[NLP2RDF] document and corpus level aggregates

Sebastian Hellmann hellmann at informatik.uni-leipzig.de
Thu May 30 12:24:38 CEST 2013


Hi Steve,
> Thanks Felix, is there a difference though between making an assertion 
> about the document and making one about the string that results from 
> pre-processing the document? 

documents are really tricky technical as well as philosophical (abstract 
identity, ship of Theseus). From the top of my head I couldn't even 
define what "document" means exactly.

Basically you can never be certain what hides behind a document URL. 
Here are some examples:
1. non-information resources: http://dbpedia.org/resource/London
2. A multilingual CMS normally implements a fallback mechanism to 
English , if a translated page is missing in e.g. German. So while the 
language of the document would be German, the content would be English.
3. http://www.w3.org/DesignIssues/LinkedData.html has been edited 
several time, last on 2009. To what does the URI refer to in this case? 
All versions or the latest?

For NLP we should only use the document URL for info not concerning the 
content. This makes everything much easier and interoperable.

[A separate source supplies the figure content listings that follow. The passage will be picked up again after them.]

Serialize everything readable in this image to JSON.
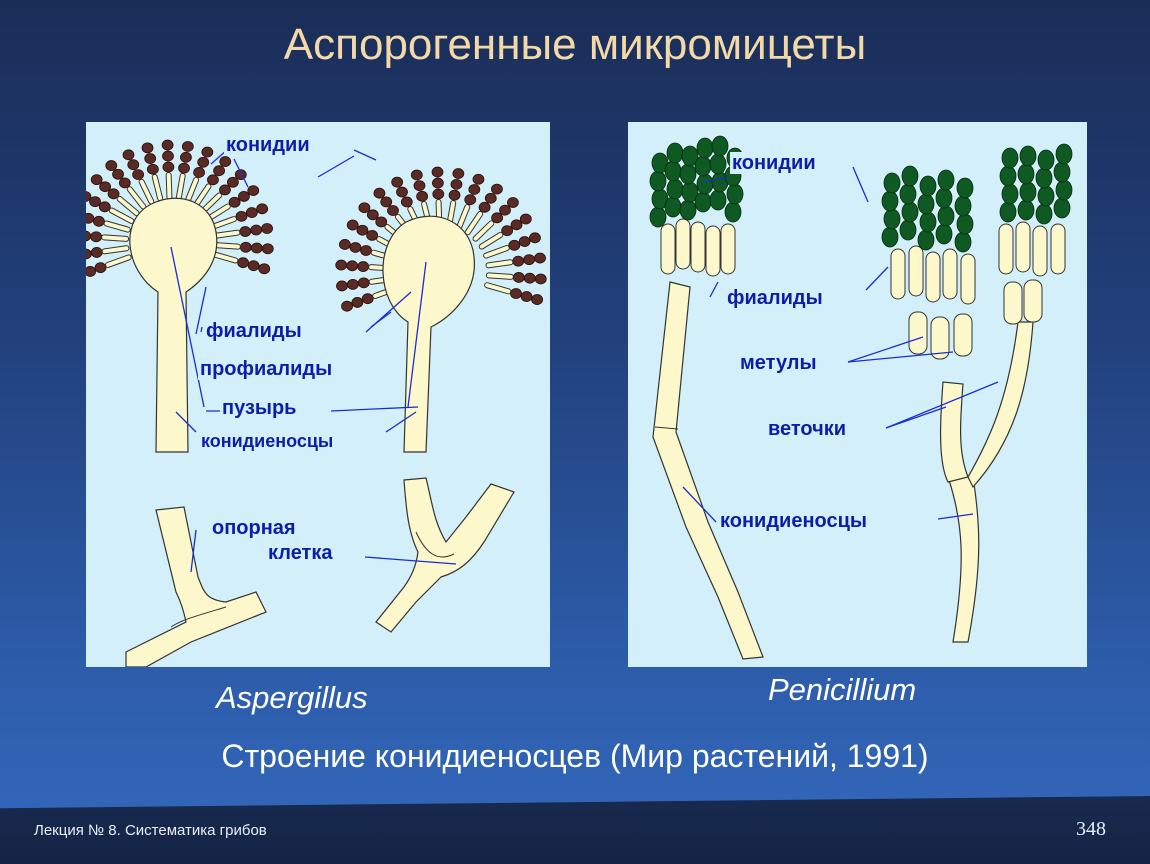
{
  "slide": {
    "title": "Аспорогенные микромицеты",
    "subtitle": "Строение конидиеносцев (Мир растений, 1991)",
    "footer": "Лекция № 8. Систематика грибов",
    "page_number": "348"
  },
  "aspergillus": {
    "caption": "Aspergillus",
    "labels": {
      "conidia": "конидии",
      "phialides": "фиалиды",
      "prophialides": "профиалиды",
      "vesicle": "пузырь",
      "conidiophores": "конидиеносцы",
      "support_cell_line1": "опорная",
      "support_cell_line2": "клетка"
    }
  },
  "penicillium": {
    "caption": "Penicillium",
    "labels": {
      "conidia": "конидии",
      "phialides": "фиалиды",
      "metulae": "метулы",
      "branches": "веточки",
      "conidiophores": "конидиеносцы"
    }
  },
  "colors": {
    "background": "#2a56a0",
    "title": "#f4d9a8",
    "panel": "#d3effa",
    "hypha_fill": "#fdf8cc",
    "aspergillus_conidia": "#5a2a24",
    "penicillium_conidia": "#0f5a22",
    "label_text": "#0a1ea8"
  }
}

> It's perhaps the difference between "this document has 300 words" and 
> "when I process this document like this it has 300 words". 
That is one major difficulty for interoperability. The latter one is 
reproducible. nif:Context is a more granular modeling as it points to 
the text. It doesn't really matter, whether it is a document or not 
(e.g. sentence or paragraph).  So you can actually model paragraphs the 
same way.


> I guess the question is for a processing component that wants to make 
> an assertion in its output about the document as a whole so that a 
> subsequent step can use it.  Should it use the input document URI or 
> make an assertion about the character range that it used to represent 
> the document internally.  Given that the character range might be 
> different between different components, it would seem useful to have a 
> way of making assertions about the whole document that didn't depend 
> on how it was pre-processed.
>
>     Can you give a triple and a sparql query that only works if we
>     drop #char=0,29 from the URI?
>
> Well, it would be the result of two components making assertions about 
> different character ranges each believing that it is making an 
> assertion about the whole document.

Wouldn't his be a client issue on how to merge this. How is this handled 
traditionally? nif:sourceUrl is currently still unstable and 
underspecified.
Maybe we can find a use case for this issue and then decide.
For the ITS use case this is completely irrelevant. Because NIF is only 
used in the Web service conversion scenario. That is  ITS in HTML -> 
Text (or NIF) -> NLP webservice -> NIF output -> merge with ITS in HTML.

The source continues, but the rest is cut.